Lois Arde-Acquah was born in 1992 in Accra, Ghana where she lives and works. Through performance and installation, Arde-Acquah explores the everyday and the notion of repetition as a vector of experimentation for the body and the mind in search of new meanings and new imaginaries.
Abdessamad El Montassir was born in 1989 in Boujdour, Morocco, and lives between Boujdour and Marseille. His practice unfolds at the crossroads of social sciences, scientific research and art. El Montassir sets up reflexive processes that invite us to rethink history and cartographies through collective or fictional narratives and non-material archives.
Jewel Ham was born in 1998 in Charlotte, North Carolina and lives in New York City. She uses painting to propose new ways of telling an intimate and liberated story of today’s African American women, whom she depicts in their daily lives in a mix of painterly realism and dark dreaminess.
Dorra Mahjoubi was born in 1990 in Tunis and lives and works between Paris and Tunis. Sensitive to an ecological approach in art, Mahjoubi uses painting to go in search of buried memories and resurrect in the present the constituent charges of the past that inform both common and intimate stories.
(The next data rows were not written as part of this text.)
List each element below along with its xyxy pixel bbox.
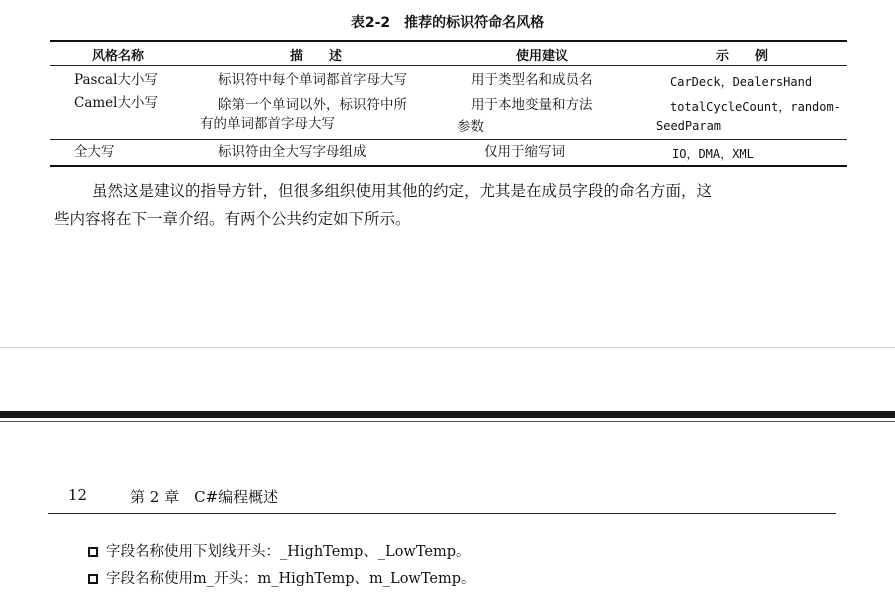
row-1-usage: 用于类型名和成员名 [471, 72, 593, 88]
bullet-item-2-text: 字段名称使用m_开头：m_HighTemp、m_LowTemp。 [106, 571, 476, 587]
chapter-title: 第 2 章 C#编程概述 [130, 488, 279, 506]
row-2-usage-line-2: 参数 [457, 119, 484, 135]
row-2-description-line-1: 除第一个单词以外，标识符中所 [218, 97, 407, 113]
row-2-description-line-2: 有的单词都首字母大写 [200, 116, 335, 132]
bullet-item-1 [88, 541, 471, 563]
row-2-style: Camel大小写 [74, 95, 158, 111]
faint-page-edge [0, 347, 895, 348]
header-description: 描 述 [290, 49, 343, 64]
page-separator-band [0, 411, 895, 418]
table-bottom-rule [50, 165, 847, 167]
row-1-style: Pascal大小写 [74, 72, 158, 88]
header-style-name: 风格名称 [92, 49, 145, 64]
row-1-example: CarDeck，DealersHand [670, 75, 813, 89]
table-top-rule [50, 40, 847, 42]
row-2-example-line-1: totalCycleCount，random- [670, 100, 841, 114]
table-header-rule [50, 65, 847, 66]
row-3-usage: 仅用于缩写词 [484, 144, 565, 160]
table-caption: 表2-2 推荐的标识符命名风格 [350, 15, 545, 31]
page-number: 12 [68, 486, 88, 504]
header-usage: 使用建议 [516, 49, 569, 64]
row-3-style: 全大写 [74, 144, 115, 160]
page-separator-line [0, 421, 895, 422]
checkbox-bullet-icon [88, 547, 98, 557]
checkbox-bullet-icon [88, 574, 98, 584]
paragraph-line-1: 虽然这是建议的指导方针，但很多组织使用其他的约定，尤其是在成员字段的命名方面，这 [92, 182, 713, 200]
bullet-item-1-text: 字段名称使用下划线开头：_HighTemp、_LowTemp。 [106, 544, 471, 560]
row-2-usage-line-1: 用于本地变量和方法 [471, 97, 593, 113]
header-example: 示 例 [716, 49, 769, 64]
row-3-description: 标识符由全大写字母组成 [218, 144, 367, 160]
row-2-example-line-2: SeedParam [656, 119, 722, 133]
row-1-description: 标识符中每个单词都首字母大写 [218, 72, 407, 88]
running-header-rule [48, 513, 836, 514]
paragraph-line-2: 些内容将在下一章介绍。有两个公共约定如下所示。 [54, 210, 411, 228]
table-row-rule [50, 139, 847, 140]
row-3-example: IO，DMA，XML [672, 147, 754, 161]
bullet-item-2 [88, 568, 476, 590]
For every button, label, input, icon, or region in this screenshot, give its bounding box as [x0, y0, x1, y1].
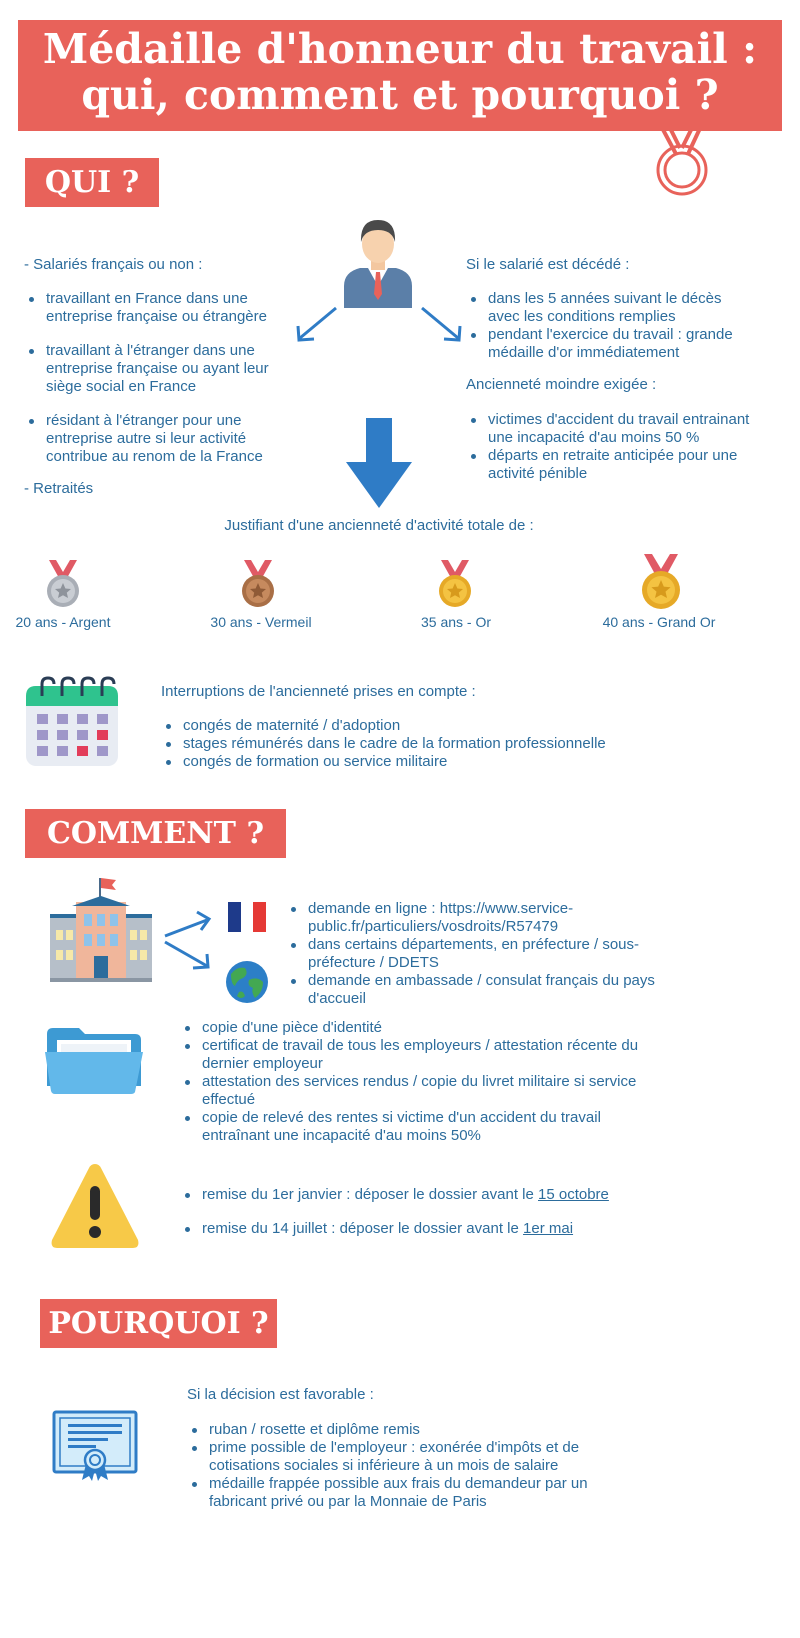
section-tag-comment: COMMENT ?	[25, 809, 286, 858]
section-tag-qui: QUI ?	[25, 158, 159, 207]
list-item: dans certains départements, en préfecture / sous-préfecture / DDETS	[286, 936, 656, 972]
remise-2-date: 1er mai	[523, 1220, 574, 1237]
person-icon	[340, 216, 416, 308]
list-item: demande en ligne : https://www.service-public.fr/particuliers/vosdroits/R57479	[286, 900, 656, 936]
list-item	[180, 1186, 740, 1204]
list-item	[180, 1220, 740, 1238]
list-item: demande en ambassade / consulat français du pays d'accueil	[286, 972, 656, 1008]
arrow-left-down-icon	[294, 304, 340, 344]
medal-label-vermeil: 30 ans - Vermeil	[210, 614, 312, 630]
list-item: copie d'une pièce d'identité	[180, 1019, 660, 1037]
list-item: départs en retraite anticipée pour une activité pénible	[466, 447, 756, 483]
qui-left-list	[24, 290, 284, 466]
arrows-branch-icon	[161, 906, 215, 974]
list-item: travaillant à l'étranger dans une entreprise française ou ayant leur siège social en France	[24, 342, 284, 396]
interruptions-list	[161, 717, 721, 771]
list-item: dans les 5 années suivant le décès avec les conditions remplies	[466, 290, 756, 326]
list-item: résidant à l'étranger pour une entreprise autre si leur activité contribue au renom de la France	[24, 412, 284, 466]
french-flag-icon	[228, 902, 266, 932]
qui-right-list-2	[466, 411, 756, 483]
page-title	[18, 26, 782, 118]
qui-left-intro: - Salariés français ou non :	[24, 256, 203, 273]
list-item: congés de maternité / d'adoption	[161, 717, 721, 735]
list-item: copie de relevé des rentes si victime d'un accident du travail entraînant une incapacité d'au moins 50%	[180, 1109, 660, 1145]
arrow-down-icon	[344, 418, 414, 510]
list-item: victimes d'accident du travail entrainant une incapacité d'au moins 50 %	[466, 411, 756, 447]
diploma-icon	[52, 1410, 138, 1482]
remise-1-date: 15 octobre	[538, 1186, 609, 1203]
list-item: congés de formation ou service militaire	[161, 753, 721, 771]
calendar-icon	[24, 676, 120, 768]
medal-decoration-icon	[640, 124, 720, 199]
remise-list	[180, 1186, 740, 1238]
medal-grand-gold-icon	[638, 554, 684, 610]
medal-label-or: 35 ans - Or	[420, 614, 492, 630]
medal-silver-icon	[43, 560, 83, 608]
list-item: stages rémunérés dans le cadre de la formation professionnelle	[161, 735, 721, 753]
list-item: certificat de travail de tous les employeurs / attestation récente du dernier employeur	[180, 1037, 660, 1073]
medal-label-argent: 20 ans - Argent	[15, 614, 111, 630]
folder-icon	[45, 1028, 143, 1094]
list-item: pendant l'exercice du travail : grande médaille d'or immédiatement	[466, 326, 756, 362]
medal-vermeil-icon	[238, 560, 278, 608]
pieces-list	[180, 1019, 660, 1145]
building-icon	[50, 876, 152, 982]
qui-justify-text: Justifiant d'une ancienneté d'activité totale de :	[224, 517, 534, 534]
warning-icon	[49, 1160, 141, 1252]
section-tag-pourquoi: POURQUOI ?	[40, 1299, 277, 1348]
list-item: médaille frappée possible aux frais du demandeur par un fabricant privé ou par la Monnaie de Paris	[187, 1475, 647, 1511]
interruptions-intro: Interruptions de l'ancienneté prises en compte :	[161, 683, 476, 700]
arrow-right-down-icon	[418, 304, 464, 344]
list-item: attestation des services rendus / copie du livret militaire si service effectué	[180, 1073, 660, 1109]
list-item: ruban / rosette et diplôme remis	[187, 1421, 647, 1439]
medal-gold-icon	[435, 560, 475, 608]
pourquoi-intro: Si la décision est favorable :	[187, 1386, 374, 1403]
qui-right-intro-1: Si le salarié est décédé :	[466, 256, 630, 273]
globe-icon	[225, 960, 269, 1004]
title-line-1: Médaille d'honneur du travail :	[42, 25, 758, 73]
list-item: prime possible de l'employeur : exonérée d'impôts et de cotisations sociales si inférieure à un mois de salaire	[187, 1439, 647, 1475]
qui-right-intro-2: Ancienneté moindre exigée :	[466, 376, 657, 393]
remise-1-text: remise du 1er janvier : déposer le dossier avant le	[202, 1186, 539, 1203]
demandes-list	[286, 900, 656, 1008]
remise-2-text: remise du 14 juillet : déposer le dossier avant le	[202, 1220, 524, 1237]
qui-right-list-1	[466, 290, 756, 362]
list-item: travaillant en France dans une entreprise française ou étrangère	[24, 290, 284, 326]
pourquoi-list	[187, 1421, 647, 1511]
qui-left-outro: - Retraités	[24, 480, 94, 497]
title-line-2: qui, comment et pourquoi ?	[81, 71, 719, 119]
medal-label-grand-or: 40 ans - Grand Or	[602, 614, 716, 630]
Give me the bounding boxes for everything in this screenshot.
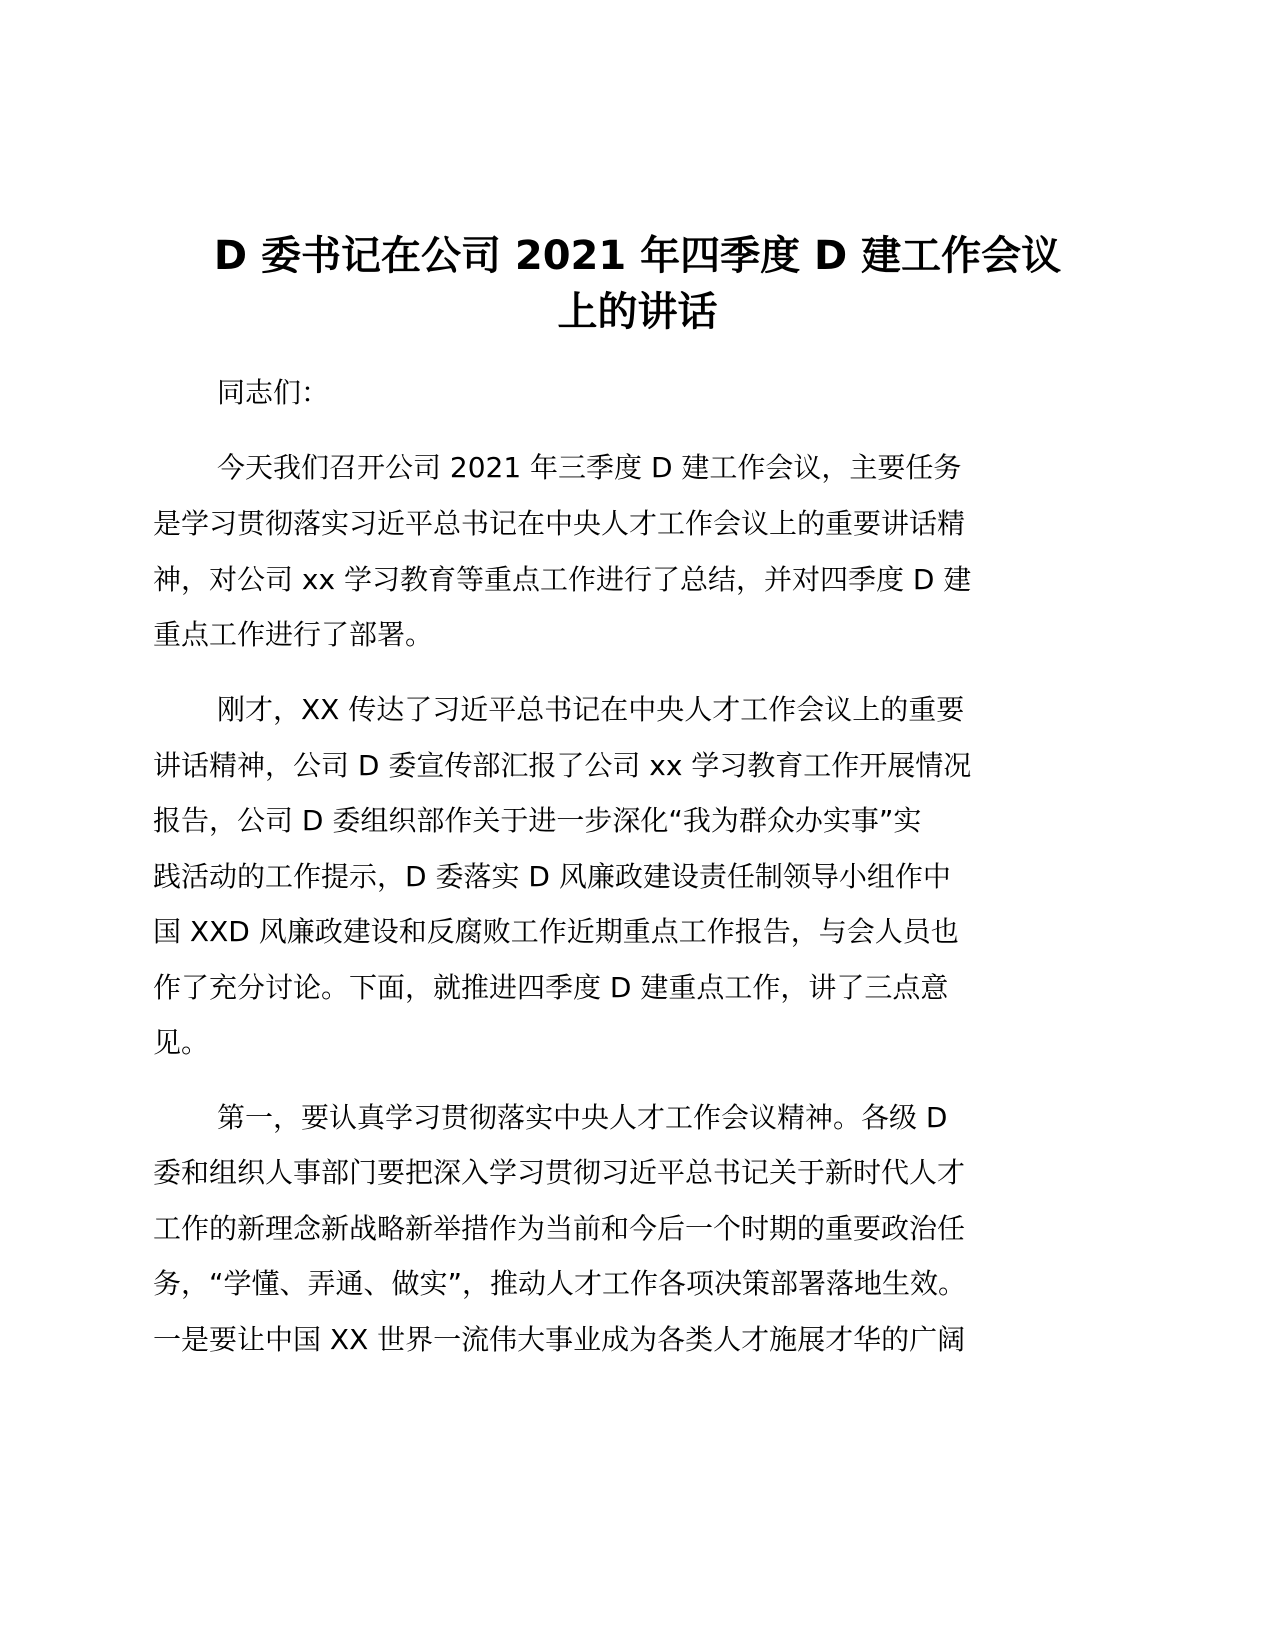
- paragraph-3-line: 委和组织人事部门要把深入学习贯彻习近平总书记关于新时代人才: [153, 1156, 966, 1189]
- paragraph-1-line: 神，对公司 xx 学习教育等重点工作进行了总结，并对四季度 D 建: [153, 563, 972, 596]
- paragraph-2-line: 刚才，XX 传达了习近平总书记在中央人才工作会议上的重要: [217, 693, 965, 726]
- paragraph-2-line: 见。: [153, 1026, 210, 1059]
- paragraph-1-line: 今天我们召开公司 2021 年三季度 D 建工作会议，主要任务: [217, 451, 962, 484]
- paragraph-3-line: 第一，要认真学习贯彻落实中央人才工作会议精神。各级 D: [217, 1101, 948, 1134]
- paragraph-3-line: 工作的新理念新战略新举措作为当前和今后一个时期的重要政治任: [153, 1212, 966, 1245]
- paragraph-1-line: 重点工作进行了部署。: [153, 618, 434, 651]
- salutation: 同志们：: [217, 376, 330, 409]
- document-title-line-2: 上的讲话: [557, 289, 718, 335]
- paragraph-2-line: 国 XXD 风廉政建设和反腐败工作近期重点工作报告，与会人员也: [153, 915, 959, 948]
- paragraph-2-line: 讲话精神，公司 D 委宣传部汇报了公司 xx 学习教育工作开展情况: [153, 749, 972, 782]
- paragraph-2-line: 践活动的工作提示，D 委落实 D 风廉政建设责任制领导小组作中: [153, 860, 951, 893]
- paragraph-3-line: 务，“学懂、弄通、做实”，推动人才工作各项决策部署落地生效。: [153, 1267, 967, 1300]
- paragraph-2-line: 报告，公司 D 委组织部作关于进一步深化“我为群众办实事”实: [153, 804, 922, 837]
- paragraph-1-line: 是学习贯彻落实习近平总书记在中央人才工作会议上的重要讲话精: [153, 507, 966, 540]
- document-title-line-1: D 委书记在公司 2021 年四季度 D 建工作会议: [213, 233, 1062, 279]
- paragraph-2-line: 作了充分讨论。下面，就推进四季度 D 建重点工作，讲了三点意: [153, 971, 949, 1004]
- paragraph-3-line: 一是要让中国 XX 世界一流伟大事业成为各类人才施展才华的广阔: [153, 1323, 966, 1356]
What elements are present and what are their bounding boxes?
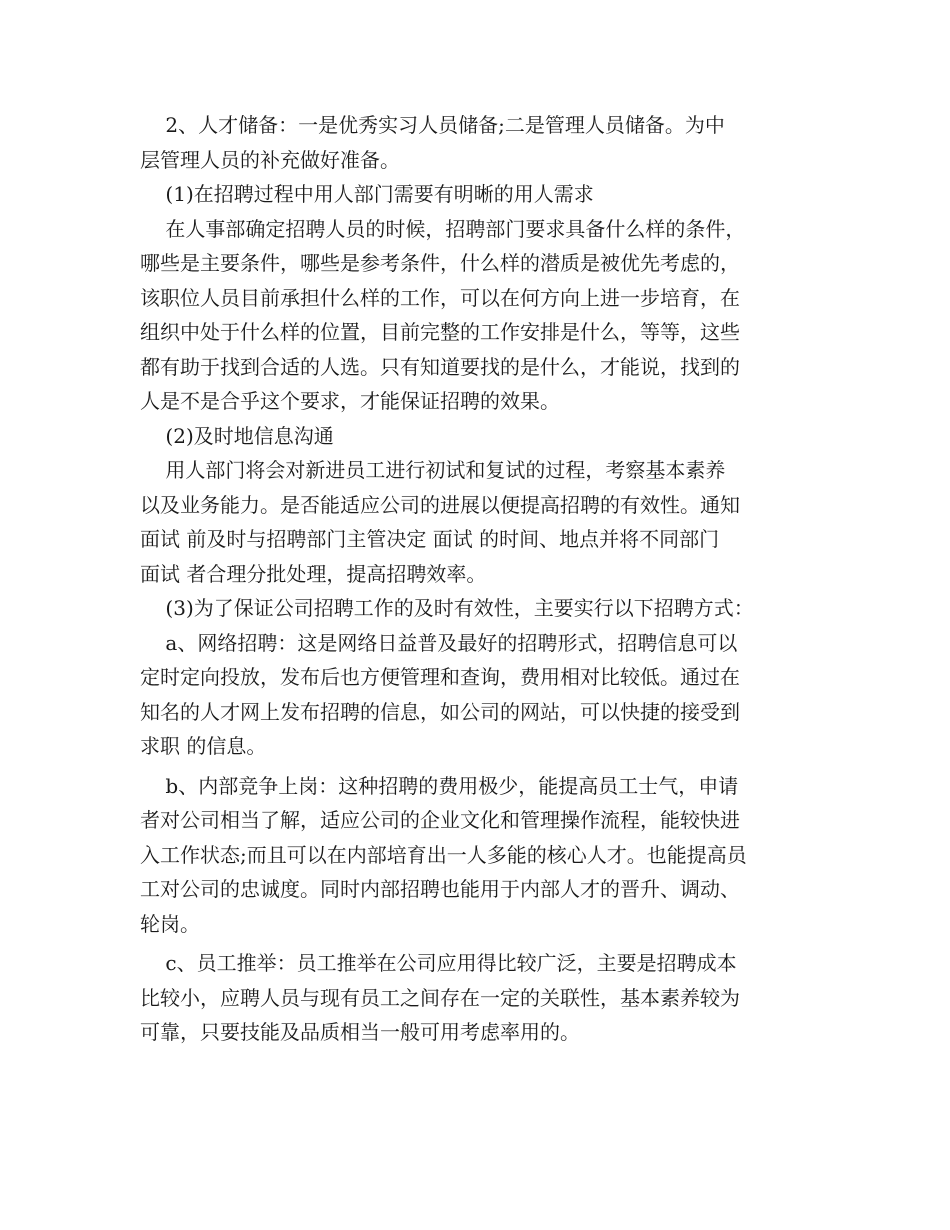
- text-line: 2、人才储备：一是优秀实习人员储备;二是管理人员储备。为中: [140, 113, 725, 137]
- text-line: 定时定向投放，发布后也方便管理和查询，费用相对比较低。通过在: [140, 665, 740, 689]
- text-line: 者对公司相当了解，适应公司的企业文化和管理操作流程，能较快进: [140, 808, 740, 832]
- text-line: 层管理人员的补充做好准备。: [140, 147, 400, 172]
- text-line: 轮岗。: [140, 911, 200, 936]
- text-line: 可靠，只要技能及品质相当一般可用考虑率用的。: [140, 1020, 580, 1044]
- text-line: (1)在招聘过程中用人部门需要有明晰的用人需求: [140, 182, 594, 206]
- text-line: 知名的人才网上发布招聘的信息，如公司的网站，可以快捷的接受到: [140, 699, 740, 724]
- text-line: (3)为了保证公司招聘工作的及时有效性，主要实行以下招聘方式：: [140, 596, 754, 620]
- text-line: c、员工推举：员工推举在公司应用得比较广泛，主要是招聘成本: [140, 951, 737, 975]
- text-line: 都有助于找到合适的人选。只有知道要找的是什么，才能说，找到的: [140, 354, 740, 379]
- text-line: 工对公司的忠诚度。同时内部招聘也能用于内部人才的晋升、调动、: [140, 877, 740, 901]
- text-line: 面试 者合理分批处理，提高招聘效率。: [140, 561, 487, 586]
- text-line: 比较小，应聘人员与现有员工之间存在一定的关联性，基本素养较为: [140, 985, 740, 1010]
- text-line: 入工作状态;而且可以在内部培育出一人多能的核心人才。也能提高员: [140, 842, 747, 867]
- text-line: 该职位人员目前承担什么样的工作，可以在何方向上进一步培育，在: [140, 285, 740, 310]
- text-line: b、内部竞争上岗：这种招聘的费用极少，能提高员工士气，申请: [140, 773, 739, 798]
- document-body: [140, 108, 820, 1050]
- text-line: a、网络招聘：这是网络日益普及最好的招聘形式，招聘信息可以: [140, 630, 738, 655]
- text-line: 以及业务能力。是否能适应公司的进展以便提高招聘的有效性。通知: [140, 492, 740, 517]
- text-line: 组织中处于什么样的位置，目前完整的工作安排是什么，等等，这些: [140, 320, 740, 344]
- text-line: 人是不是合乎这个要求，才能保证招聘的效果。: [140, 389, 560, 413]
- text-line: 面试 前及时与招聘部门主管决定 面试 的时间、地点并将不同部门: [140, 527, 720, 551]
- text-line: (2)及时地信息沟通: [140, 423, 334, 448]
- text-line: 在人事部确定招聘人员的时候，招聘部门要求具备什么样的条件，: [140, 216, 746, 241]
- text-line: 用人部门将会对新进员工进行初试和复试的过程，考察基本素养: [140, 458, 726, 482]
- text-line: 求职 的信息。: [140, 734, 267, 758]
- text-line: 哪些是主要条件，哪些是参考条件，什么样的潜质是被优先考虑的，: [140, 251, 740, 275]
Elladj Lincy Deloumeaux was born in 1995 in Guadeloupe and lives in Nanterre, France. Lincy Deloumeaux’s painting is particularly attached to symbolic images from the Afro-Caribbean spiritualities. As a painter of daily life, he details the mythologies, iconography, and religious heritage of the Caribean in search of meaningful connexions with the African history.
Na Chainkua Reindorf was born in 1991 in Ghana and lives in New York. A multidisciplinary artist, her work explores themes of identity, memory, gender, tradition and narration. Her recent research has led her to focus on embroidery and fabric work, a strong heritage of her Ghanaian culture and a way to explore mythological narratives updated to contemporary society.
Claudia Tennant was born in 1988 in Johannesburg and lives in Paris. She seeks to transcribe the complexity of pre-colonial African histories in her work. Using both painting and new digital technologies such as NFTs, Tennant weaves together these histories with the current debates that punctuate post-colonial thinking.